The Daily Dish

October 9th Edition

A new study from the Commonwealth Foundation finds that health care costs for the nation continue to rise with fewer results. The data from 2013, shows that the U.S. spent 17 percent of GDP on health care at $9,086 per person. While some policymakers continue to propose plans to expand Obamacare, the reality is even these proposals will lead to higher costs and more spending.

ICYMI: Implementing Washington, D.C.’s paid family leave legislation nationwide would cost between between $306.6 billion and $1.9 trillion per year. D.C.’s new proposed law would provide 16 weeks of paid family leave for every worker, however, the plan to pay for such a law falls woefully short. Click here to find out more.

The House held a hearing yesterday looking into the administration’s new overtime rule. According to Rep. Tom Price, “Between the Affordable Care Act, between the limit to access to capital under Dodd-Frank, all these things are well intentioned, but they are significant constraints on small business.” When AAF looked into the issue, research found that 69 percent of the workers impacted by Labor’s rule already make over 3 times the poverty line.

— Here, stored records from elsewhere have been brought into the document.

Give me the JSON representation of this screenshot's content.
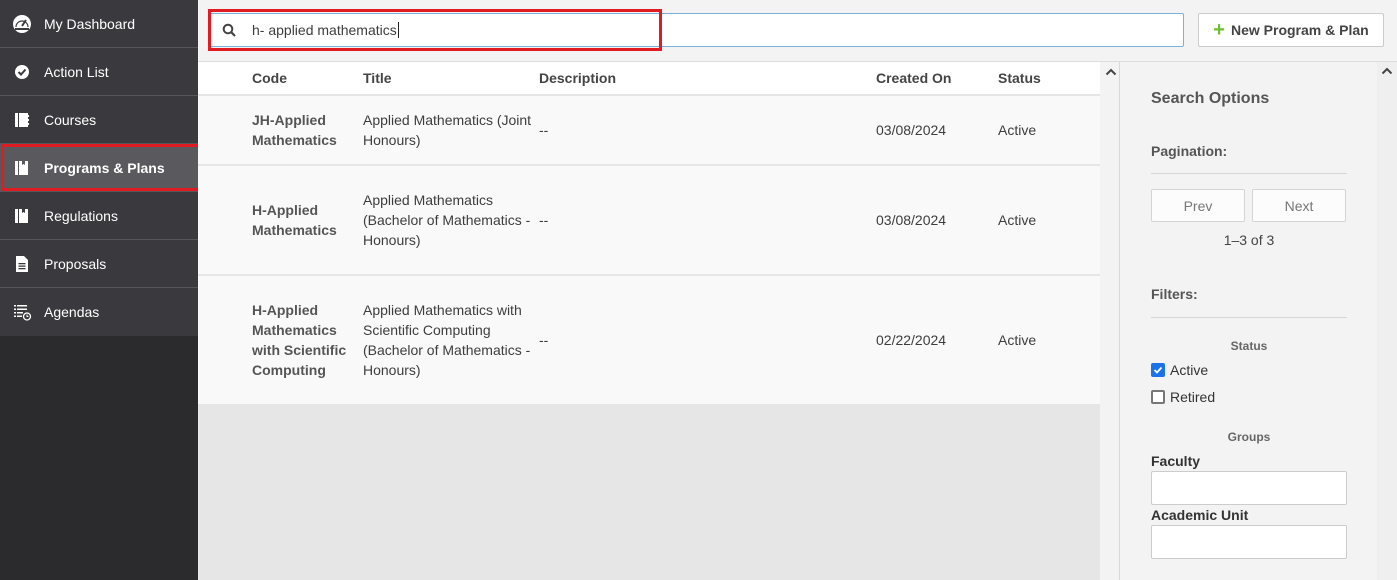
{
  "sidebar": {
    "items": [
      {
        "label": "My Dashboard",
        "icon": "dashboard-gauge-icon",
        "active": false
      },
      {
        "label": "Action List",
        "icon": "check-circle-icon",
        "active": false
      },
      {
        "label": "Courses",
        "icon": "book-icon",
        "active": false
      },
      {
        "label": "Programs & Plans",
        "icon": "bookmark-book-icon",
        "active": true
      },
      {
        "label": "Regulations",
        "icon": "bookmark-book-icon",
        "active": false
      },
      {
        "label": "Proposals",
        "icon": "document-icon",
        "active": false
      },
      {
        "label": "Agendas",
        "icon": "list-clock-icon",
        "active": false
      }
    ]
  },
  "search": {
    "value": "h- applied mathematics",
    "icon": "search-icon"
  },
  "toolbar": {
    "new_label": "New Program & Plan",
    "new_icon": "plus-icon"
  },
  "table": {
    "headers": {
      "code": "Code",
      "title": "Title",
      "description": "Description",
      "created_on": "Created On",
      "status": "Status"
    },
    "rows": [
      {
        "code": "JH-Applied Mathematics",
        "title": "Applied Mathematics (Joint Honours)",
        "description": "--",
        "created_on": "03/08/2024",
        "status": "Active"
      },
      {
        "code": "H-Applied Mathematics",
        "title": "Applied Mathematics (Bachelor of Mathematics - Honours)",
        "description": "--",
        "created_on": "03/08/2024",
        "status": "Active"
      },
      {
        "code": "H-Applied Mathematics with Scientific Computing",
        "title": "Applied Mathematics with Scientific Computing (Bachelor of Mathematics - Honours)",
        "description": "--",
        "created_on": "02/22/2024",
        "status": "Active"
      }
    ]
  },
  "search_options": {
    "title": "Search Options",
    "pagination_label": "Pagination:",
    "prev_label": "Prev",
    "next_label": "Next",
    "count_text": "1–3 of 3",
    "filters_label": "Filters:",
    "status_heading": "Status",
    "status_options": [
      {
        "label": "Active",
        "checked": true
      },
      {
        "label": "Retired",
        "checked": false
      }
    ],
    "groups_heading": "Groups",
    "faculty_label": "Faculty",
    "faculty_value": "",
    "academic_unit_label": "Academic Unit",
    "academic_unit_value": ""
  },
  "colors": {
    "highlight": "#e11b22",
    "sidebar_bg": "#3a3a3e",
    "sidebar_active_bg": "#5a5a5e",
    "plus_green": "#6cbf2e",
    "checkbox_blue": "#1a73e8"
  }
}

Eakinomics: Lawyers, Guns and Money

Yesterday, former Secretary of State and current presidential hopeful Hillary Clinton released her proposals for “Wall Street reform.” Candidate Clinton has long experience with Wall Street, is receiving plenty of campaign backing, from the financial services types, and has a knowledgable policy staff loaded with Washington insiders and expertise. However, she has a real political problem: the distrust of the progressive faction. Following the timeless advice of Warren Zevon, she’s calling for lawyers, guns and money to solve her problem.  A sampling:

Lawyers

  • “Clinton would also reform our stock market rules to ensure equal access to markets and information, increase transparency, and minimize conflicts of interest.” Clinton is in favor of puppies, kittens and sunshine.
  • She would “close the Volcker Rule’s hedge fund loophole” and “fully enforce the Volcker Rule.” The Volcker rule was already very costly. It was also pointless as there is no evidence that risky, proprietary trading by large banks contributed at all to the financial crisis.
  • “Curtail the overuse of deferred prosecution and non-­‐prosecution agreements.” Lawyers watching the lawyers. Oh good.
  • “Establish prosecutorial guidelines for deferred prosecution and non-­‐prosecution agreements to enhance transparency and accountability.” And if they don’t watch carefully, more rules.
  • “Restrict SEC waivers when companies engage in repeated egregious conduct.” And more rules.

Guns

  • “That’s why Clinton would ensure that both individuals and corporations are held accountable when they break the law.” 
  • “Emphasize individual accountability when prosecuting corporate wrongdoing.”
  • “Ensure that fines for major corporate wrongdoing hit the bonuses of culpable executives, supervisors, and employees—and that senior executives have their jobs on the line when egregious misconduct takes place on their watch.” Amazingly, Clinton proposes to give regulators the power to fire private employees (“require that senior executives leave their jobs”).
  • “Prohibit individuals in financial services who are convicted of egregious crimes from future employment in the industry.” As if they did not already lose their licensing.
  • “Extend the statute of limitations for major financial fraud.” Let’s keep re-litigating — literally — the financial crisis for another 5 years.

Money

  • A new tax on “high frequency trading” involving “excessive levels of order cancellations” — with no definition of “high” or “excessive”. Watch your wallet.
  • “Give prosecutors the resources they need to punish law-­‐breakers.” Is there any evidence that there has been too little money?
  • “Clinton would make funding for the SEC and CFTC independent of annual appropriations in Congress.” More money, less accountability. What could go wrong?
  • “Increase maximum penalties for SEC and CFTC enforcement actions.” After you've taken their jobs, make sure you take their money.

Stepping back, the real problem with the progressive policy framework is revealed by this quote (emphasis added): “Clinton understands that the strength of our economy and our financial markets depends on the strength of the rules that govern them.” Sadly, progressives believe that the government is the economy; regulation is the financial markets; and more lawyers, more penalties, and more taxpayer money is the route to success. The hardworking, innovative Americans who built the largest, most prosperous economic society in the history of the globe must be shaking their heads.

From the Forum

The Department of Energy: Under-the-Radar, Overly Burdensome by Sam Batkins, AAF Director of Regulatory Policy

Is NAFTA a Bad Deal? by Jacqueline Varas, AAF Data Analyst

Fact of the Day

The $38 billion in defense funding that is holding up the appropriations process represents less than 1 percent of the total FY16 budget.